HSR Cássia - Hospital São Sebastião de Cássia (MG) — Prova 2024
Um paciente com 23 anos chega ao Serviço de Urgência com queimadura química no membro superior direito, tendo como agente etiológico um ácido. A PRIMEIRA conduta, nesse caso, é:
Queimadura química (ácido/base) → lavagem abundante com água corrente por > 20-30 min.
Em queimaduras químicas, a primeira e mais crucial conduta é a irrigação abundante do local com água corrente por um período prolongado (mínimo de 20 a 30 minutos). Isso visa diluir e remover o agente químico, minimizando a profundidade e extensão da lesão tecidual, sendo mais importante que a neutralização específica inicial.
Queimaduras químicas são lesões teciduais causadas pelo contato com substâncias corrosivas, como ácidos, bases, solventes ou agentes oxidantes. Elas representam uma parcela significativa das emergências em pronto-socorro e podem causar danos graves e profundos, dependendo do tipo de agente, concentração, tempo de exposição e área corporal afetada. A rapidez e adequação dos primeiros socorros são cruciais para minimizar a morbidade. A fisiopatologia das queimaduras químicas envolve a desnaturação de proteínas, saponificação de gorduras e necrose tecidual. A ação do agente químico continua enquanto ele estiver em contato com a pele. Por isso, a remoção imediata é imperativa. A irrigação com água corrente é o método mais eficaz e seguro para diluir o agente, reduzir sua concentração e lavá-lo da superfície da pele, interrompendo o processo de lesão. Após a irrigação inicial, o paciente deve ser transportado para um serviço de emergência para avaliação e tratamento definitivo.

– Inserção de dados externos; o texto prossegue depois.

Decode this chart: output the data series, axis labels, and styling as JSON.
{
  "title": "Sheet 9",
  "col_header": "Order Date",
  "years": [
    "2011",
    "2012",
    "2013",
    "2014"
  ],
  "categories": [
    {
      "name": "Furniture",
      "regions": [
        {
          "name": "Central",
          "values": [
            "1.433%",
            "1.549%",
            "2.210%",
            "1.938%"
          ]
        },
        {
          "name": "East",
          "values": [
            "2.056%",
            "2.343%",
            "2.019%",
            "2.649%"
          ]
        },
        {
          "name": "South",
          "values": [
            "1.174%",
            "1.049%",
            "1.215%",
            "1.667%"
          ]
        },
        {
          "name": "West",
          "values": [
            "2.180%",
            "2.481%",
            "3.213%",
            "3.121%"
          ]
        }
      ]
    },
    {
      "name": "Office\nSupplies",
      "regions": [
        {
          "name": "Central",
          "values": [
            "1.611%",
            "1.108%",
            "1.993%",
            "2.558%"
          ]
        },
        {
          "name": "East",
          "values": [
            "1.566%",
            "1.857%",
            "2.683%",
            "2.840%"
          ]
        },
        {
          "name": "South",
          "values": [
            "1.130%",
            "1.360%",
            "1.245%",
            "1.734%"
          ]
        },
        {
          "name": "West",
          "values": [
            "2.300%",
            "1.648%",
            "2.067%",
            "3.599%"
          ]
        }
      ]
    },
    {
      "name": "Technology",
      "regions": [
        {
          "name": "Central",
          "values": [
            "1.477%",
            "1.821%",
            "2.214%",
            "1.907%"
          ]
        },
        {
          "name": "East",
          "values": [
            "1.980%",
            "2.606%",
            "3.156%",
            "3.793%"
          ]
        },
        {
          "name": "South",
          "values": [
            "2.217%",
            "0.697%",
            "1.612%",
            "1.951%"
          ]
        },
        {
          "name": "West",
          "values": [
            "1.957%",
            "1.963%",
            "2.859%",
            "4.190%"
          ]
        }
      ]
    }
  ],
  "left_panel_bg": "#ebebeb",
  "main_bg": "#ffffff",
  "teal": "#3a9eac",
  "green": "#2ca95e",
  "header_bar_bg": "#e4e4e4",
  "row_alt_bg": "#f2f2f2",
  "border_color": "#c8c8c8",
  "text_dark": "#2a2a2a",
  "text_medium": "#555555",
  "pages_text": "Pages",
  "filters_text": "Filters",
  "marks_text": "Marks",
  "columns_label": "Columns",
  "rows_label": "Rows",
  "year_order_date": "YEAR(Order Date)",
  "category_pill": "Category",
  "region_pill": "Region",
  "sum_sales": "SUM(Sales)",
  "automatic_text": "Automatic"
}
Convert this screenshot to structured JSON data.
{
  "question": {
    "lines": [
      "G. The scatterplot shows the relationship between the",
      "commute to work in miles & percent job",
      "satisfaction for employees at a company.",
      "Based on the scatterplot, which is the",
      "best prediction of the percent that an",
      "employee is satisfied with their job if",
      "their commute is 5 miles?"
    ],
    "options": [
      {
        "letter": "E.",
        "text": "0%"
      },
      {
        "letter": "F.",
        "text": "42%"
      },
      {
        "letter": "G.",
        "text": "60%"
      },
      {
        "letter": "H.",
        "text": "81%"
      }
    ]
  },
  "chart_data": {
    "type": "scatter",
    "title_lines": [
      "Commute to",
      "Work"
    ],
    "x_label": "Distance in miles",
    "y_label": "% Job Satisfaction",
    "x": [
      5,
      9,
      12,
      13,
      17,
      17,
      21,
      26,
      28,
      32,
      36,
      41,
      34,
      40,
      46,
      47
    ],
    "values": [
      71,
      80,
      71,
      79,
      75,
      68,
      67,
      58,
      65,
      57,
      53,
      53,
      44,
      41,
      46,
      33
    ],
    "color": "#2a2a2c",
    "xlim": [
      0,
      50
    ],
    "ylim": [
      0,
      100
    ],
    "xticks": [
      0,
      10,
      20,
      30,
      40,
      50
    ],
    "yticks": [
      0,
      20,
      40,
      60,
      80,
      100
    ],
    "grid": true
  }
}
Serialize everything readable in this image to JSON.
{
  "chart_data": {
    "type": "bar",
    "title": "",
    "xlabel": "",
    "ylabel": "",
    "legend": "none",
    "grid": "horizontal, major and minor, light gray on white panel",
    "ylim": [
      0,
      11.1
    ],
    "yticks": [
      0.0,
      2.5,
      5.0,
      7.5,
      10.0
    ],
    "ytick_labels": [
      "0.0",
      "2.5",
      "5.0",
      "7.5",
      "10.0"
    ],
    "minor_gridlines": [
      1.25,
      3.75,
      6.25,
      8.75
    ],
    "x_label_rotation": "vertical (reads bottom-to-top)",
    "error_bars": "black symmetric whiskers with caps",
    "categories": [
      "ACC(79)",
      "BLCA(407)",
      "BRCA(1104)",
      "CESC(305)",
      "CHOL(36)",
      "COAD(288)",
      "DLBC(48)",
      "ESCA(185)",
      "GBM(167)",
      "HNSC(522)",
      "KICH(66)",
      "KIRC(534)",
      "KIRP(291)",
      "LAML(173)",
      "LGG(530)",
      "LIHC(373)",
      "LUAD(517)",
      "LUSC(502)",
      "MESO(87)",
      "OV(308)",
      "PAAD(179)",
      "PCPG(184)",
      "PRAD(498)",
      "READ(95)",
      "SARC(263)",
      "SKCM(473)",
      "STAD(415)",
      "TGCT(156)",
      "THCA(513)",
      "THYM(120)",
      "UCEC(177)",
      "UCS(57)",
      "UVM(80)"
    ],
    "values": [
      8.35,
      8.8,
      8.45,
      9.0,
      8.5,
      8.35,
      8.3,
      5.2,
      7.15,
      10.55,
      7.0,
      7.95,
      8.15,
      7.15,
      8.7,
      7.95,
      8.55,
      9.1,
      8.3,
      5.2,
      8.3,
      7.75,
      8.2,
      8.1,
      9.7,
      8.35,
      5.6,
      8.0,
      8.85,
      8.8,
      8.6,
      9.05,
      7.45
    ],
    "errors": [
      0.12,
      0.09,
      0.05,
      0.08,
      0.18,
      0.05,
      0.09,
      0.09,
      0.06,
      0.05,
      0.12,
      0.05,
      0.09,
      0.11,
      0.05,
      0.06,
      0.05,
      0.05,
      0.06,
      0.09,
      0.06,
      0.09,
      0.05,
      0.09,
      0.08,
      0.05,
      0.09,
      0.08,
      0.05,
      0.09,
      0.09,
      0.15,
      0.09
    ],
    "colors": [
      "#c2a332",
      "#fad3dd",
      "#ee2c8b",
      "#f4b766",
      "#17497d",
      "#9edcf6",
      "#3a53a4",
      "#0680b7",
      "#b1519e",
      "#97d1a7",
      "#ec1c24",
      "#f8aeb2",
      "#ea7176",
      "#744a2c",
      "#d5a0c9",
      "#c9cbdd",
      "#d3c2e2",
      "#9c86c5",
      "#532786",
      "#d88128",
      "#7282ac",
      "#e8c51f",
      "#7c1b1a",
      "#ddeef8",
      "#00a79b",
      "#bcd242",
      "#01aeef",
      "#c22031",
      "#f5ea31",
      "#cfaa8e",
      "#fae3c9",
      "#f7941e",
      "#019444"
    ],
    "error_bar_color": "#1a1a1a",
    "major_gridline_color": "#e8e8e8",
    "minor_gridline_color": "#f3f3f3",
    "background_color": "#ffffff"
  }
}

O manejo subsequente inclui analgesia, limpeza da ferida, desbridamento de tecido necrótico e cobertura com curativos apropriados, como sulfadiazina de prata. A neutralização específica é raramente indicada e deve ser feita com cautela, apenas em ambientes controlados e para agentes específicos, pois pode gerar calor e piorar a lesão.
A conduta inicial mais importante é a irrigação abundante e contínua do local afetado com água corrente por, no mínimo, 20 a 30 minutos, para diluir e remover o agente químico.
Tentar neutralizar o agente químico pode gerar uma reação exotérmica, liberando calor e potencialmente agravando a lesão tecidual, além de atrasar a remoção mecânica do agente.
O objetivo principal é diluir a concentração do agente químico na pele e removê-lo fisicamente, minimizando o tempo de contato e, consequentemente, a profundidade e extensão da lesão.